KI18/2019 – Verfassungsgerichtshof (VfGH) Rechtssatz
Das Landesverwaltungsgericht Niederösterreich (LVwG) hat die Verneinung seiner Zuständigkeit zur Behandlung der erhobenen Maßnahmenbeschwerde gegen die "zwangsweise Kindesabnahme" durch "Beamtinnen der BH und der Polizei" vom 07.06.2019 im Wesentlichen damit begründet, dass ein Akt der Privatwirtschaftsverwaltung vorliege, weshalb die Maßnahmenbeschwerde als unzulässig zurückzuweisen sei. Diese Verneinung der Zuständigkeit erfolgte in Bezug auf das Einschreiten der Organe der Kinder- und Jugendhilfe im gegebenen Zusammenhang - Rückholung eines Pflegekindes aus der Obhut der privatrechtlich als Verwaltungshelfer bestellten Pflegeeltern - nach der geltenden Rechtslage zutreffend.
Mit ihrem an das Bezirksgericht gerichteten Antrag vom 04.07.2017 haben die Antragsteller, gestützt auf §107a AußStrG iVm §211 ABGB, die Feststellung bzw die Verfügung begehrt, die zwangsweise Abnahme des Pflegekindes sei unzulässig und das Pflegekind sei den Pflegeeltern zurückzugeben. Zwar hat das Bezirksgericht die Zurückweisung dieser Eingabe der Antragsteller in seinem Beschluss vom 05.07.2019 damit begründet, dass der Kinder- und Jugendhilfeträger bei seinem Verlangen nach Herausgabe des Kindes in Vollziehung des NÖ KJHG "im Rahmen der Verwaltung" handle, weshalb die Maßnahme nicht der ordentlichen Gerichtsbarkeit unterliege und eine gerichtliche Zuständigkeit nicht gegeben sei. Die im Instanzenzug angerufenen Obergerichte haben diese Entscheidung jedoch korrigiert: Das Landesgericht hat dem Rekurs der Antragsteller mit Beschluss vom 22.08.2019 nicht Folge gegeben und dies damit begründet, dass kein Fall des §211 ABGB (§107a AußStrG) vorliege. Der OGH hat den Revisionsrekurs mit seinem Beschluss vom 24.10.2019 - unter Bestätigung der Rechtsauffassung, dass kein Fall einer Maßnahme iSv §107a AußStrG iVm §211 ABGB vorliege - zurückgewiesen.
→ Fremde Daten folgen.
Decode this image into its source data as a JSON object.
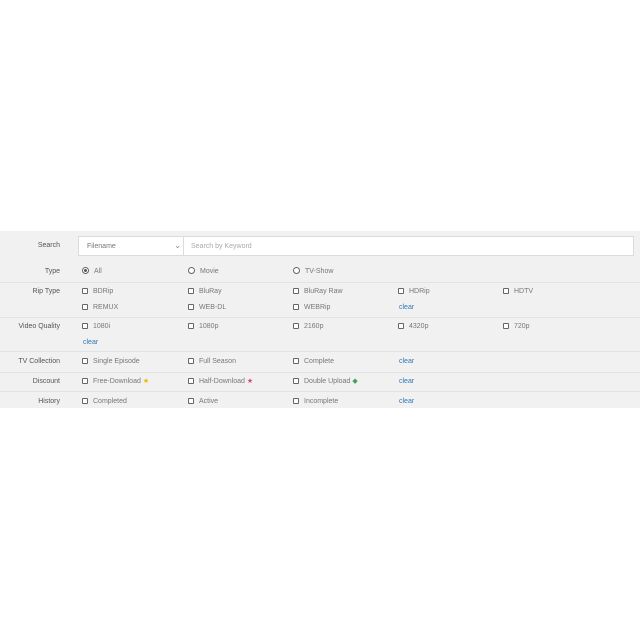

Demnach haben die angerufenen Zivilgerichte im Lichte der Beschlüsse des Landesgerichts bzw des OGH die Zuständigkeit der ordentlichen Gerichtsbarkeit nicht schlechthin verneint, sondern lediglich ausgesprochen, dass der ausdrücklich auf §211 ABGB iVm §107a AußStrG gestützte Antrag mangels Maßgeblichkeit dieser Bestimmung im Verhältnis zwischen dem Kinder- und Jugendhilfeträger und den von ihm beigezogenen Pflegeeltern nicht zulässig sei. Der VfGH vermag dieser Beurteilung aus den oben näher dargelegten Gründen nicht entgegenzutreten: Die Abnahme des Pflegekindes erfolgte nämlich nicht als Eingriff in die Rechte Obsorgeberechtigter nach §211 ABGB, sondern vielmehr durch den obsorgeberechtigten Jugendwohlfahrtsträger gegenüber Pflegeeltern, welche der Jugendwohlfahrtsträger auf privatrechtlicher Grundlage beigezogen hatte. Für Streitigkeiten aus diesem Rechtsverhältnis ist jedoch nicht das Verfahren nach §107a AußStrG iVm §211 ABGB maßgeblich. Die angerufenen ordentlichen Gerichte haben daher ihre Zuständigkeit nicht schlechthin verneint, sondern in Bezug auf den einzig geltend gemachten Anspruch (§211 ABGB iVm §107a AußStrG) im Ergebnis eine inhaltlich abschlägige Entscheidung getroffen.
Das LVwG und das Bezirksgericht haben daher, soweit es um das Handeln des Kinder- und Jugendhilfeträgers geht, jeweils zu Recht die Behandlung der jeweils gestellten Anträge abgelehnt. Kein Vorliegen eines negativen Kompetenzkonfliktes.